In an effort to streamline and find cost alternatives to staffing the Red Cross response to Superstorm Sandy, some Red Cross responders on Staten Island have taken up some unique places to stay. Our own Vicki Kallman is staying there with her shelter team. It saves them over an hour commute each way from Manhattan…
The following is from KayMaclay…
The SS Wright, a Maritime Administration support ship docked at Staten Island, is serving as a shelter for Red Cross volunteers responding to Hurricane Sandy — in an effort believed to be the first of its kind.
“We thought it was a crazy rumor,” said Dave Turner, a Boulder, CO volunteer and manager of the ship shelter that put up its first volunteers Tuesday night.
Then, Turner said, he heard mention of a specific seaside address. “Next – got a phone call to go over and open it (the shelter) up.”
After getting a quick tour of the ship, Turner began checking in what turned out to be a contingent of 52 volunteers from the Red Cross and 30 helpers with the Southern Baptist kitchen out of Texas.
The SS Wright, based in Baltimore, Md., was rocking in the harbor as a Nor’eastern hit the island and rain and snow fell alternately outside.
Several of the first shelter residents accepted Dramamine from Red Cross nurse Patricia Morton of Centerville, Tenn. To cope with motion sickness.
The floating shelter does take some getting used to, said Turner and other volunteers making it their temporary home.
For example, ship residents sleep in bunks stacked three vertically. There are overhead night lights, but little space to move about — or turn over there was agreement that the bottom bunk is the most preferable, followed by the middle and finally the top.
There are no ladders and climbing in and out can be tricky. The bunks are basically a challenge to get into, and get out of.
“It’s harder than it looks,” said Turner, 75.
The staff onboard Wednesday was an international one, with Red Cross volunteers from as far away as Novia Scotia and Puerto Rico.
“Its sort of an exciting adventure because its totally unique from my past experiences,” said Turner, a retired airline pilot.
“If I just had a little more head space in my bunk, and I’d it was a little quieter,” he remarked, noting the constant hum of ventilators and other equipment.
Turner said quarters, reached via a long and steep gangplank, are cozy and shelter residents quickly become like family.
Volunteer Rona Frye of Modesto, CA was packing and heading to work in a shelter on Long Island after one night on the six-level ship that can sleep 350 total. The Red Cross has about a quarter of that space.
“We kind liked hanging out here” she said.
The ship shelter is equipped a small lounge with tables, chairs, electrical connections and cell phone reception.
Although much of the country was tuned into election results Tuesday night, Turner said shelter residents focused on their disaster duties and getting some rest. He got the news of Obamas reelection via shortwave radio and the BBC world Service a bit after midnight.

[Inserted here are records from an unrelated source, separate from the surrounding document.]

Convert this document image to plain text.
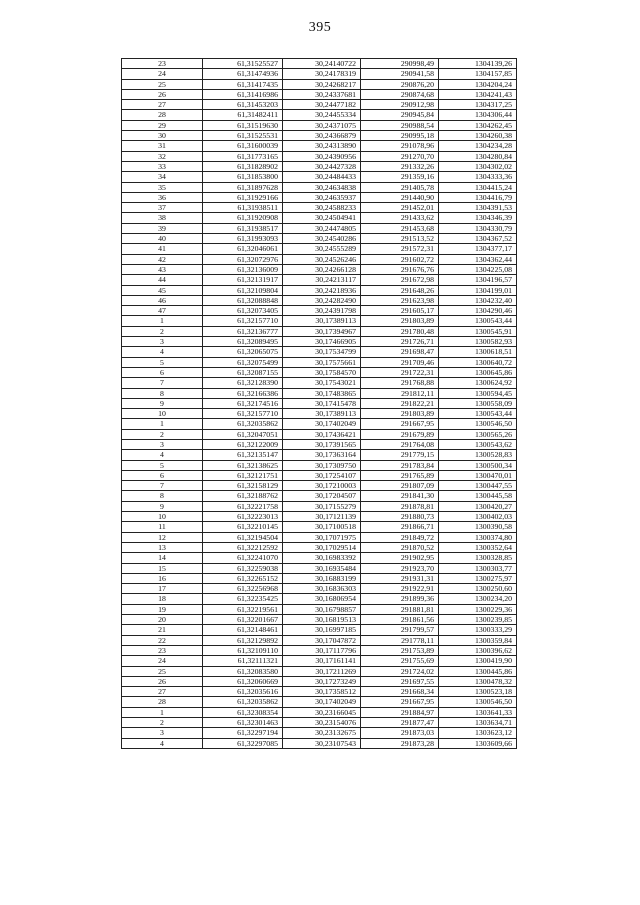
395
23	61,31525527	30,24140722	290998,49	1304139,26
24	61,31474936	30,24178319	290941,58	1304157,85
25	61,31417435	30,24268217	290876,20	1304204,24
26	61,31416986	30,24337681	290874,68	1304241,43
27	61,31453203	30,24477182	290912,98	1304317,25
28	61,31482411	30,24455334	290945,84	1304306,44
29	61,31519630	30,24371075	290988,54	1304262,45
30	61,31525531	30,24366879	290995,18	1304260,38
31	61,31600039	30,24313890	291078,96	1304234,28
32	61,31773165	30,24390956	291270,70	1304280,84
33	61,31828902	30,24427328	291332,26	1304302,02
34	61,31853800	30,24484433	291359,16	1304333,36
35	61,31897628	30,24634838	291405,78	1304415,24
36	61,31929166	30,24635937	291440,90	1304416,79
37	61,31938511	30,24588233	291452,01	1304391,53
38	61,31920908	30,24504941	291433,62	1304346,39
39	61,31938517	30,24474805	291453,68	1304330,79
40	61,31993093	30,24540286	291513,52	1304367,52
41	61,32046061	30,24555289	291572,31	1304377,17
42	61,32072976	30,24526246	291602,72	1304362,44
43	61,32136009	30,24266128	291676,76	1304225,08
44	61,32131917	30,24213117	291672,98	1304196,57
45	61,32109804	30,24218936	291648,26	1304199,01
46	61,32088848	30,24282490	291623,98	1304232,40
47	61,32073405	30,24391798	291605,17	1304290,46
1	61,32157710	30,17389113	291803,89	1300543,44
2	61,32136777	30,17394967	291780,48	1300545,91
3	61,32089495	30,17466905	291726,71	1300582,93
4	61,32065075	30,17534799	291698,47	1300618,51
5	61,32075499	30,17575661	291709,46	1300640,72
6	61,32087155	30,17584570	291722,31	1300645,86
7	61,32128390	30,17543021	291768,88	1300624,92
8	61,32166386	30,17483865	291812,11	1300594,45
9	61,32174516	30,17415478	291822,21	1300558,09
10	61,32157710	30,17389113	291803,89	1300543,44
1	61,32035862	30,17402049	291667,95	1300546,50
2	61,32047051	30,17436421	291679,89	1300565,26
3	61,32122009	30,17391565	291764,08	1300543,62
4	61,32135147	30,17363164	291779,15	1300528,83
5	61,32138625	30,17309750	291783,84	1300500,34
6	61,32121751	30,17254107	291765,89	1300470,01
7	61,32158129	30,17210003	291807,09	1300447,55
8	61,32188762	30,17204507	291841,30	1300445,58
9	61,32221758	30,17155279	291878,81	1300420,27
10	61,32223013	30,17121139	291880,73	1300402,03
11	61,32210145	30,17100518	291866,71	1300390,58
12	61,32194504	30,17071975	291849,72	1300374,80
13	61,32212592	30,17029514	291870,52	1300352,64
14	61,32241070	30,16983392	291902,95	1300328,85
15	61,32259038	30,16935484	291923,70	1300303,77
16	61,32265152	30,16883199	291931,31	1300275,97
17	61,32256968	30,16836303	291922,91	1300250,60
18	61,32235425	30,16806954	291899,36	1300234,20
19	61,32219561	30,16798857	291881,81	1300229,36
20	61,32201667	30,16819513	291861,56	1300239,85
21	61,32148461	30,16997185	291799,57	1300333,29
22	61,32129892	30,17047872	291778,11	1300359,84
23	61,32109110	30,17117796	291753,89	1300396,62
24	61,32111321	30,17161141	291755,69	1300419,90
25	61,32083580	30,17211269	291724,02	1300445,86
26	61,32060669	30,17273249	291697,55	1300478,32
27	61,32035616	30,17358512	291668,34	1300523,18
28	61,32035862	30,17402049	291667,95	1300546,50
1	61,32308354	30,23166045	291884,97	1303641,33
2	61,32301463	30,23154076	291877,47	1303634,71
3	61,32297194	30,23132675	291873,03	1303623,12
4	61,32297085	30,23107543	291873,28	1303609,66
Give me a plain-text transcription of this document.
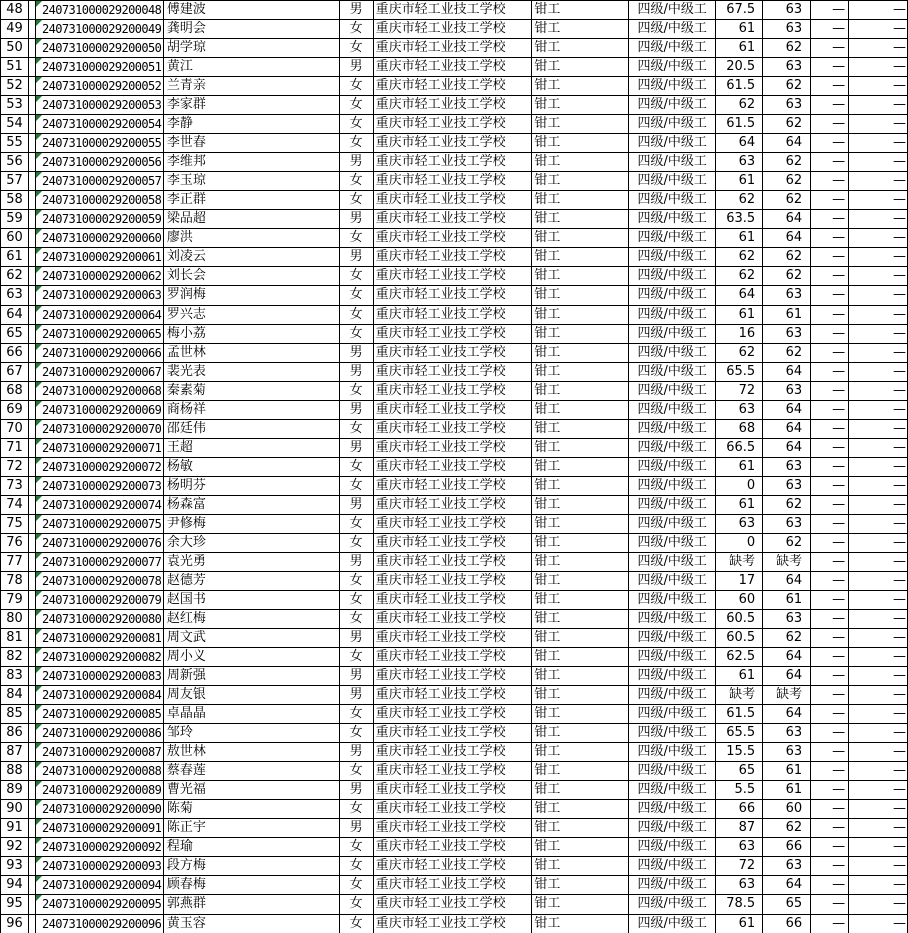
48	240731000029200048 傅建波	男 重庆市轻工业技工学校	钳工	四级/中级工	67.5	63	—	—
49	240731000029200049 龚明会	女 重庆市轻工业技工学校	钳工	四级/中级工	61	63	—	—
50	240731000029200050 胡学琼	女 重庆市轻工业技工学校	钳工	四级/中级工	61	62	—	—
51	240731000029200051 黄江	男 重庆市轻工业技工学校	钳工	四级/中级工	20.5	63	—	—
52	240731000029200052 兰青亲	女 重庆市轻工业技工学校	钳工	四级/中级工	61.5	62	—	—
53	240731000029200053 李家群	女 重庆市轻工业技工学校	钳工	四级/中级工	62	63	—	—
54	240731000029200054 李静	女 重庆市轻工业技工学校	钳工	四级/中级工	61.5	62	—	—
55	240731000029200055 李世春	女 重庆市轻工业技工学校	钳工	四级/中级工	64	64	—	—
56	240731000029200056 李维邦	男 重庆市轻工业技工学校	钳工	四级/中级工	63	62	—	—
57	240731000029200057 李玉琼	女 重庆市轻工业技工学校	钳工	四级/中级工	61	62	—	—
58	240731000029200058 李正群	女 重庆市轻工业技工学校	钳工	四级/中级工	62	62	—	—
59	240731000029200059 梁品超	男 重庆市轻工业技工学校	钳工	四级/中级工	63.5	64	—	—
60	240731000029200060 廖洪	女 重庆市轻工业技工学校	钳工	四级/中级工	61	64	—	—
61	240731000029200061 刘凌云	男 重庆市轻工业技工学校	钳工	四级/中级工	62	62	—	—
62	240731000029200062 刘长会	女 重庆市轻工业技工学校	钳工	四级/中级工	62	62	—	—
63	240731000029200063 罗润梅	女 重庆市轻工业技工学校	钳工	四级/中级工	64	63	—	—
64	240731000029200064 罗兴志	女 重庆市轻工业技工学校	钳工	四级/中级工	61	61	—	—
65	240731000029200065 梅小荔	女 重庆市轻工业技工学校	钳工	四级/中级工	16	63	—	—
66	240731000029200066 孟世林	男 重庆市轻工业技工学校	钳工	四级/中级工	62	62	—	—
67	240731000029200067 裴光表	男 重庆市轻工业技工学校	钳工	四级/中级工	65.5	64	—	—
68	240731000029200068 秦素菊	女 重庆市轻工业技工学校	钳工	四级/中级工	72	63	—	—
69	240731000029200069 商杨祥	男 重庆市轻工业技工学校	钳工	四级/中级工	63	64	—	—
70	240731000029200070 邵廷伟	女 重庆市轻工业技工学校	钳工	四级/中级工	68	64	—	—
71	240731000029200071 王超	男 重庆市轻工业技工学校	钳工	四级/中级工	66.5	64	—	—
72	240731000029200072 杨敏	女 重庆市轻工业技工学校	钳工	四级/中级工	61	63	—	—
73	240731000029200073 杨明芬	女 重庆市轻工业技工学校	钳工	四级/中级工	0	63	—	—
74	240731000029200074 杨森富	男 重庆市轻工业技工学校	钳工	四级/中级工	61	62	—	—
75	240731000029200075 尹修梅	女 重庆市轻工业技工学校	钳工	四级/中级工	63	63	—	—
76	240731000029200076 余大珍	女 重庆市轻工业技工学校	钳工	四级/中级工	0	62	—	—
77	240731000029200077 袁光勇	男 重庆市轻工业技工学校	钳工	四级/中级工	缺考	缺考	—	—
78	240731000029200078 赵德芳	女 重庆市轻工业技工学校	钳工	四级/中级工	17	64	—	—
79	240731000029200079 赵国书	女 重庆市轻工业技工学校	钳工	四级/中级工	60	61	—	—
80	240731000029200080 赵红梅	女 重庆市轻工业技工学校	钳工	四级/中级工	60.5	63	—	—
81	240731000029200081 周文武	男 重庆市轻工业技工学校	钳工	四级/中级工	60.5	62	—	—
82	240731000029200082 周小义	女 重庆市轻工业技工学校	钳工	四级/中级工	62.5	64	—	—
83	240731000029200083 周新强	男 重庆市轻工业技工学校	钳工	四级/中级工	61	64	—	—
84	240731000029200084 周友银	男 重庆市轻工业技工学校	钳工	四级/中级工	缺考	缺考	—	—
85	240731000029200085 卓晶晶	女 重庆市轻工业技工学校	钳工	四级/中级工	61.5	64	—	—
86	240731000029200086 邹玲	女 重庆市轻工业技工学校	钳工	四级/中级工	65.5	63	—	—
87	240731000029200087 敖世林	男 重庆市轻工业技工学校	钳工	四级/中级工	15.5	63	—	—
88	240731000029200088 蔡春莲	女 重庆市轻工业技工学校	钳工	四级/中级工	65	61	—	—
89	240731000029200089 曹光福	男 重庆市轻工业技工学校	钳工	四级/中级工	5.5	61	—	—
90	240731000029200090 陈菊	女 重庆市轻工业技工学校	钳工	四级/中级工	66	60	—	—
91	240731000029200091 陈正宇	男 重庆市轻工业技工学校	钳工	四级/中级工	87	62	—	—
92	240731000029200092 程瑜	女 重庆市轻工业技工学校	钳工	四级/中级工	63	66	—	—
93	240731000029200093 段方梅	女 重庆市轻工业技工学校	钳工	四级/中级工	72	63	—	—
94	240731000029200094 顾春梅	女 重庆市轻工业技工学校	钳工	四级/中级工	63	64	—	—
95	240731000029200095 郭燕群	女 重庆市轻工业技工学校	钳工	四级/中级工	78.5	65	—	—
96	240731000029200096 黄玉容	女 重庆市轻工业技工学校	钳工	四级/中级工	61	66	—	—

Residents can eat breakfast and dinner on board. There also are shower and laundry facilities. Special lockers hold life jackets and emergency exposure suits to protect from icy ocean waters.
As Red Cross staff took shelter during breaks from their assignments in nearby communities, they were protected from a taste of the kinds of severe weather that brought them here in the first place.